The question you ask doesn't have a meaningful answer. From a point on the horizon, you can draw a null geodesic that intersects the singularity, and its metric length is zero. You can also draw a timelike geodesic, in which case the metric length will be (for +--- signature), a positive real number of order M in geometrized units. You can also draw a spacelike curve whose length in this metric is an imaginary number.
You refer to "proper distance," but that doesn't succeed in resolving this ambiguity. Proper distance is distance defined by a ruler at rest relative to the thing being measured. Inside the horizon, we can't have a ruler at rest. The spacetime inside the horizon is not static.
A: In GR, the proper distance is a property of curves connecting two points, not of the points by themselves. If two points are causally disconnected, then you can define a "distance" between them as the minimum proper distance over all the spacelike curves that connect them (which will necessarily be attained by a spacelike geodesic).

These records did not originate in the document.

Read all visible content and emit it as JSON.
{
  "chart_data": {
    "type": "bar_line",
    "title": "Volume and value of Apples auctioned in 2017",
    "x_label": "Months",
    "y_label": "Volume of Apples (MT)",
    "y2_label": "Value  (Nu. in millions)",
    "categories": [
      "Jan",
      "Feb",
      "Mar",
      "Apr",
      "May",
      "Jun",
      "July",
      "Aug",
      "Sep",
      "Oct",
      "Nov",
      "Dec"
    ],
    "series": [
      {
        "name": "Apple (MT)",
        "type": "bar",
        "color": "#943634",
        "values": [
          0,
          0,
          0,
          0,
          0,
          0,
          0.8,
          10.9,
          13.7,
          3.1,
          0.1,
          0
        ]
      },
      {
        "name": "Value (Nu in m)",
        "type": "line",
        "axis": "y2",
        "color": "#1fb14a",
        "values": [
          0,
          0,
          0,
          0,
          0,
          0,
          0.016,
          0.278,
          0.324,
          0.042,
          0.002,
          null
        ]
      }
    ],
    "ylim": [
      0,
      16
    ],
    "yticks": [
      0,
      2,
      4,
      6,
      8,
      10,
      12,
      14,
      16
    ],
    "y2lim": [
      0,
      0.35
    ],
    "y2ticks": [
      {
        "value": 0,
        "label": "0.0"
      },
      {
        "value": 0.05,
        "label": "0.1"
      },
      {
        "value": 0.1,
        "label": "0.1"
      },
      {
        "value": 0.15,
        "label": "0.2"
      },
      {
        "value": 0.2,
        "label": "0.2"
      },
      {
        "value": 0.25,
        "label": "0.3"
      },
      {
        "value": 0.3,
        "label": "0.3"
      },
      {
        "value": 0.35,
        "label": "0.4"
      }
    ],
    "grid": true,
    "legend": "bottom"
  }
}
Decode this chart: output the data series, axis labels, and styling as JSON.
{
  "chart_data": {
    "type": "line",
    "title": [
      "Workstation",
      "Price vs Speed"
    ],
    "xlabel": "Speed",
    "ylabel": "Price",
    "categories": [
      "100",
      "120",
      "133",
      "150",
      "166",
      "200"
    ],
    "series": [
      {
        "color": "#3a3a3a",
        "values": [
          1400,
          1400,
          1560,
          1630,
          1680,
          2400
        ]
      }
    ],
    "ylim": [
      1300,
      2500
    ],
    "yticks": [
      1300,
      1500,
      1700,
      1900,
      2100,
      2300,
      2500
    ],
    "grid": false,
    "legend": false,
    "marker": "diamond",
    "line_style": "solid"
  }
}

But this doesn't really work for a black hole singularity. As Ben Crowell says, a (curvature) singularity is not actually part of the spacetime manifold, so it doesn't really have a well-defined topology, dimension, etc., but in some situations (including this one) it's best thought of as being "like" a spacelike hypersurface. There are timelike, lightlike, and spacelike curves connecting any point on the horizon to different "points" "in" the event horizon hypersurface, and the spacelike curves have every positive proper distance, no matter how large or small. Since the proper distances get arbitrarily small, I suppose you could say that in some sense the "distance" between the event horizon and the singularity is zero, but this isn't really a particular useful way to think about it.
A: The proper distance is defined along a spacelike path between two events in spacetime:
$$ L = c \int_P \sqrt{-g_{\mu\nu} dx^\mu dx^\nu} $$
However, the Schwarzschild singularity is not an event. It is a moment in time $r=0$ ($r$ is timelike inside the horizon) that happens everywhere in space $-\infty<t<+\infty$ ($t$ is spacelike inside the hirizon). Thus you can say that geometrically the Schwarzschild singularity is a singular line $(r=0,-\infty<t<+\infty)$ removed from the spacetime manifold. See: Is the schwarzschild singularity stretched in space as a straight line
This line however is infinitely long in the spacelike $t$ coordinate. Therefore you can pick an event asymptotically close to the singularity in such a way that it would be arbitrarily far away in proper distance from any event you pick asymptotically close to the horizon.
Accordingly, the answer to your question is that the proper distance between the horizon and Schwarzschild singularity is not uniquely defined. It can be anything from zero along a lightlike path of a null dust to arbitrary large, because the future timelike eternity of the universe translates to a spacelike infinity inside a Schwarzschild black hole.